The Corn crake's habit of nesting in wheat fields had disastrous consequences following the advent of mechanised harvesting. It is normally loath to break cover, though in the breeding season the males sometimes dash around like well-groomed chickens. Its Linnaean name is Crex crex and when it calls, as in this video clip by Mikhail Rodionov, we can hear why;
John Clare (1793-1864) referred to the Corn crake by another of its common names, the Landrail.
The Landrail
How sweet and pleasant grows the way
Through summer time again
While Landrails call from day to day
Amid the grass and grain
We hear it in the weeding time
When knee deep waves the corn
We hear it in the summers prime
Through meadows night and morn
And now I hear it in the grass
That grows as sweet again
And let a minutes notice pass
And now tis in the grain
Tis like a fancy everywhere
A sort of living doubt
We know tis something but we neer
Will blab the secret out
If heard in close or meadow plots
It flies if we pursue
But follows if we notice not
The close and meadow through
Boys know the note of many a bird
In their birdnesting bounds
But when the Landrails noise is heard
They wonder at the sounds
They look in every tuft of grass
Thats in their rambles met
They peep in every bush they pass
And none the wiser get
And still they hear the craiking sound
And still they wonder why
It surely cant be under ground
Nor is it in the sky
And yet tis heard in every vale
An undiscovered song
And makes a pleasant wonder tale
For all the summer long
The shepherd whistles through his hands
And starts with many a whoop
His busy dog across the lands
In hopes to fright it up
Tis still a minutes length or more
Til dogs are off and gone
Then sings and louder than before
But keeps the secret on
Yet accident will often meet
The nest within its way
And weeders when they weed the wheat
Discover where they lay
And mowers on the meadow lea
Chance on their noisy quest
And wonder what the bird can be
That lays without a nest
In simple holes the birds will rake
When dusting on the ground
They drop their eggs of curious make
Deep blotched and nearly round
A mystery still to men and boys
Who know not where they lay
And guess it but a summer noise
Among the meadow hay
An exhaustive description that certainly gets across the point that the bird is easier to hear then see.
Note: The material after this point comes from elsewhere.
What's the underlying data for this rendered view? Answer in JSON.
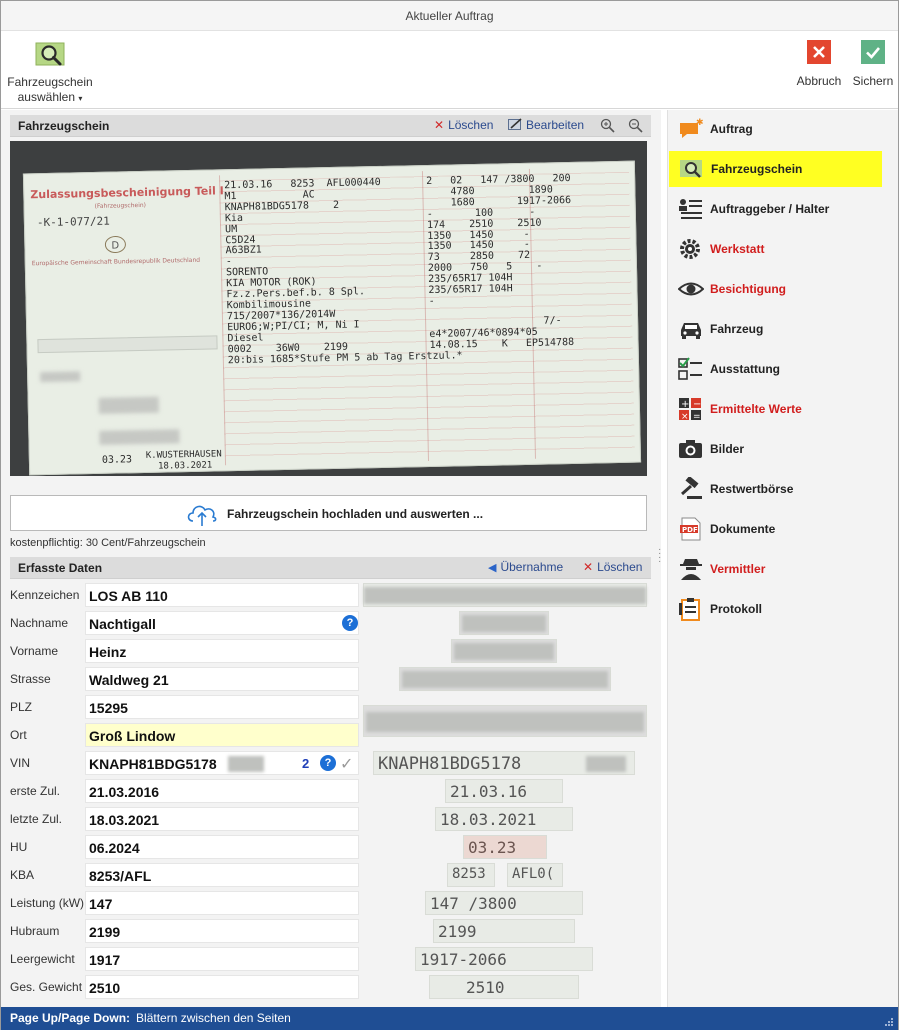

I like the phrase “they peep in every bush they pass and none the wiser get” - it could apply to a lot of our pursuits.
In the following film the innovative composer Olivier Messiaen makes an excellent fist of the corncrake's cry, his wife, the gifted pianist Yvonne Loriod, punching it out on the piano;
Messiaen then appears to go on to talk about the Corn crake's “torculus victorieux”, but surely this refers to another bird and is a result of the editing, the film editor understandably thrown by Loriod's radiant smile.
“Torculus victorieux”, now there's a phrase to conjure with, contrive to use that in a sentence and you'll surely win the hand of the fair maid who, up until its unlikely appearance, has fast been losing interest.